Voltaire n’est pas exactement celui qu’on vous a vendu dans un système scolaire à la dérive. Les bien-pensants (et nombre d’enseignants parmi eux) qui ont envahi Wikipédia insistent sur son attitude soi-disant ambiguë vis-à-vis de l’esclavage, son mépris des juifs ou sa haine des homosexuels. Peut-être le très jeune Arouet a-t-il été malmené par l’un ou l’autre des précepteurs jésuites « antiphysiques » du collège Louis-le-Grand. Quant aux juifs, si Voltaire malmène le peuple de la Bible, c’est qu’il voit en lui l’initiateur des croyances absurdes qui ont suivi : « Tu haïssais tant le christianisme que tu as maudit un peu trop fort la religion qui l’a enfanté. » Rappelez-vous, Voltaire finissait ses lettres à ses amis par ce sigle célèbre, « écr. l’inf. » – écrasons l’infâme, c’est-à-dire le christianisme.

La liberté de croire… ou de ne pas croire

Le disciple le plus évident de Voltaire est le comte de Clermont-Tonnerre, qui en décembre 1789 affirmait à la tribune de l’Assemblée : « Il faut tout refuser aux juifs comme nation ; il faut tout leur accorder comme individus ; il faut qu’ils soient citoyens. » Fin des discriminations et des ghettos.

Remplacez « juifs » par « musulmans », et vous avez le fond de la pensée de Richard Malka, qui défend le droit des musulmans de quitter leur religion, ou de l’exercer avec la même latitude que les juifs qui, comme le raconte Pierre Birnbaum dans La République et le Cochon (2013), ont très vite su que l’on pouvait consommer de la charcuterie dans les grands banquets républicains et conserver chez soi le rituel du culte. Malka plaide pour la liberté de ne pas croire, seule garantie de la liberté de croire.

Il en est ainsi de la liberté de ne pas porter le voile, ni en Iran ni ailleurs. Ceux qui défendent le droit au voile peuvent tout aussi bien, écrit Malka, « célébrer une journée pour les bienfaits de l’esclavage et une autre à la gloire de l’excision ». Le voile, rappelle-t-il, est « un emblème antirépublicain, une résistance à la laïcité encouragée par les prédicateurs radicaux et les sites de propagande financés par le Qatar » – ou l’Iran, ou l’Algérie. Ou les islamo-gauchistes de chez nous, désireux, pour des raisons électoralistes, de revenir sur le grand principe de la loi de 1905 : « L’exclusion de la religion de la sphère publique. »

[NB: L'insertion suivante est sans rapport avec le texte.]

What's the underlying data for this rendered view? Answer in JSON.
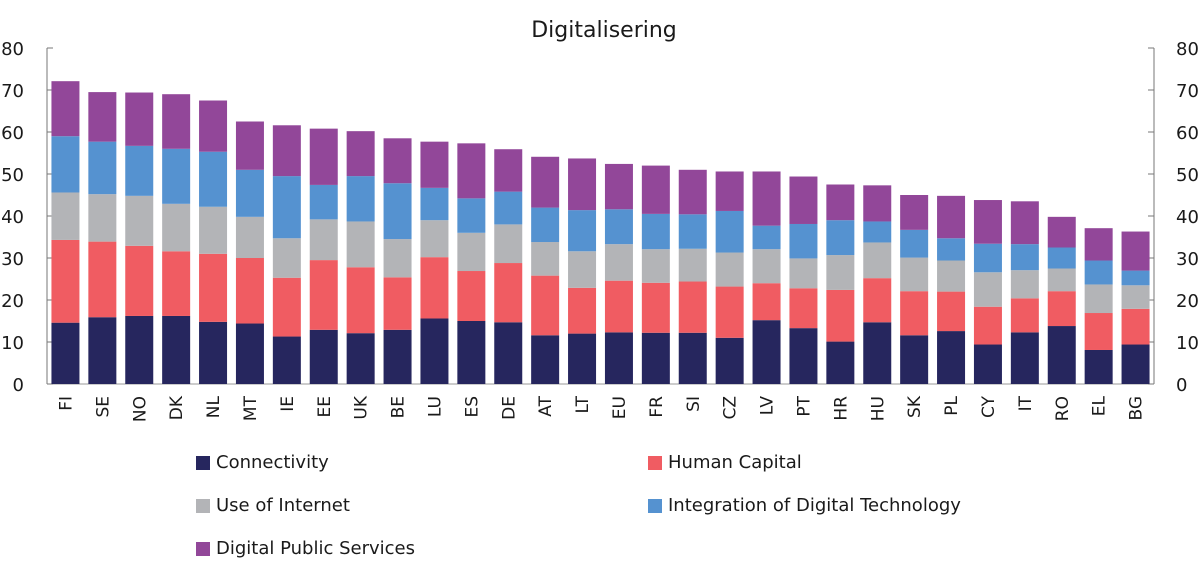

Et d’écorcher au passage le leader des Insoumis, qui jadis pensait que « porter le voile, c’est s’infliger un stigmate ». Et qui, comme l’écrit perfidement Malka, « semble avoir changé d’avis ».

Une République en péril ?

Voltaire est le chantre inlassable de la tolérance – lui qui était physiquement malade, à devoir s’aliter, tous les 24 août, anniversaire de la Saint-Barthélemy, « terreur d’État et sa référence dans l’horreur ». Comme le dit très bien Malka, « aujourd’hui c’est l’État qui protège et le peuple qui demande des restrictions de la liberté d’expression ». Mais peut-être, dans cette France fracturée en « communautés », y a-t-il, à présent plusieurs peuples… Ainsi commencent les prolégomènes des guerres civiles.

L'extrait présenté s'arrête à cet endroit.